I am not sure what you are responding to. I have pointed out that Curaçao does have an active sex trade, making use of women mostly migrants. I have provided links, even.
 
  • #1,437
Based on all the so-called sightings, AB was somehow in a brothel, on a beach, in a bar bathroom, and asking a taxi driver for help, all while never managing to actually get help or be found. It’s like everyone saw just enough to make a dramatic story, but not enough to make a difference. At some point, it stops sounding like evidence and starts sounding like imagination. You can’t be everywhere and nowhere at the same time. I believe she went overboard from the family’s cabin balcony that morning. But if something else did happen to her, the hard truth is she likely didn’t survive more than 24 to 48 hours. imo
Imagine being a kidnap victim and finally seeing a taxi while having the freedom to speak to the taxi driver. What is the most likely thing a kidnap victim would do:
  • ask for a phone, or
  • jump into the taxi and request emergency help?

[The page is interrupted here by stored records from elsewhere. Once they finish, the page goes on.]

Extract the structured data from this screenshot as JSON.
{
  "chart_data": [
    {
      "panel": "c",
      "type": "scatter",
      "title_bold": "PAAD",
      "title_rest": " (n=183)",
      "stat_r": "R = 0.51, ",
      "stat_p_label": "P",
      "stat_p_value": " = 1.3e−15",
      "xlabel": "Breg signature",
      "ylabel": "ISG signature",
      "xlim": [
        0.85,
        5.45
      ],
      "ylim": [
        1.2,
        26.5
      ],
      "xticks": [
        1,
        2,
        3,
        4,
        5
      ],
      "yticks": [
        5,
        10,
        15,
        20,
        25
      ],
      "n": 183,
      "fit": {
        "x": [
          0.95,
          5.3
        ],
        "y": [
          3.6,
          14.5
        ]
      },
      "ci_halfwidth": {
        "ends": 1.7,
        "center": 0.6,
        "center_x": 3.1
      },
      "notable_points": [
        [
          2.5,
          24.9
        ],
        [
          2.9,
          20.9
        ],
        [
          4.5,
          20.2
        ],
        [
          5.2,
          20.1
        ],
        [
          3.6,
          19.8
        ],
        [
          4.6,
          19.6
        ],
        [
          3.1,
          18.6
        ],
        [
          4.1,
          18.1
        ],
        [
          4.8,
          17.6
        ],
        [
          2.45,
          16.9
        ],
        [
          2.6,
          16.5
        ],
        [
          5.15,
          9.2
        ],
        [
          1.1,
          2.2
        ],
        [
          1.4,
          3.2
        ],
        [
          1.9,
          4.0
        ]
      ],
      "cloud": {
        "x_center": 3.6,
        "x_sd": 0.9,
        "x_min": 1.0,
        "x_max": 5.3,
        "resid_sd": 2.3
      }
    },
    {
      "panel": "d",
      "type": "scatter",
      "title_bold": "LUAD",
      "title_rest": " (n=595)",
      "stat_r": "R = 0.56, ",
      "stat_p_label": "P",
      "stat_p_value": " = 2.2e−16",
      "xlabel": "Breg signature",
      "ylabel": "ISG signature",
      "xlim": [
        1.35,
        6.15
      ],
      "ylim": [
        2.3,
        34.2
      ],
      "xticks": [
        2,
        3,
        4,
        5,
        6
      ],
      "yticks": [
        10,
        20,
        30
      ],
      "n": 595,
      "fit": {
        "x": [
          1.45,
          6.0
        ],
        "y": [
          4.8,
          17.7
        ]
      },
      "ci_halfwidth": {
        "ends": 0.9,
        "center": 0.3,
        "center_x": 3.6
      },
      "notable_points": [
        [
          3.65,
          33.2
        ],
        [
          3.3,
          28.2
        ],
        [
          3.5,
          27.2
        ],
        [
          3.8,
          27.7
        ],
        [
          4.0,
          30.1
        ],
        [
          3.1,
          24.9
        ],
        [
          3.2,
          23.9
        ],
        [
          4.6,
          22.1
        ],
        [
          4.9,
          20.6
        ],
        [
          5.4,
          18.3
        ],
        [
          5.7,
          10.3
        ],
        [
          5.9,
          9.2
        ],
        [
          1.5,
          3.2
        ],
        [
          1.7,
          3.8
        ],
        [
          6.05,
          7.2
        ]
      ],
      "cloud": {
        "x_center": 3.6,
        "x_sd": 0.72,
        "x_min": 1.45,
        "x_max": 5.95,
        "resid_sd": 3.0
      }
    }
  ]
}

Definitely imagination to choose option one.
 
  • #1,438
You dont think that a girl from a Spanish family that migrated decades ago, that knows the area, knows locals, knows what time to be inside, is going to be a harder target than a foreigner who knows nothing about the area?
I think that a girl from a Spanish family in Venezuela trying to escape the collapse of her country, going to a seemingly familiar island next door, could easily find herself in lots of trouble.
I agree with you. I am going to take a big leap here, you may or may not agree with where I'm going.
I think the point is that in the "adult entertainment" world, in, general, white women have the highest perceived value, get the most clicks. I’m not saying that's ok.
The photo of Amy or her doppelganger was used on an "adult vacation" website. What better proof Amy was attractive enough to be recruited?
What proof is there that the person there _was_ abducted? Why couldn't she simply have been desperate?
 
  • #1,439
What proof is there that the person there _was_ abducted? Why couldn't she simply have been desperate?
Even if the woman was desperate, she was attractive to pimps. We have both agreed Amy could have quickly become desperate.
 
  • #1,440
And a middle-class girl from suburbia could find herself in trouble even easier still. And quite often does.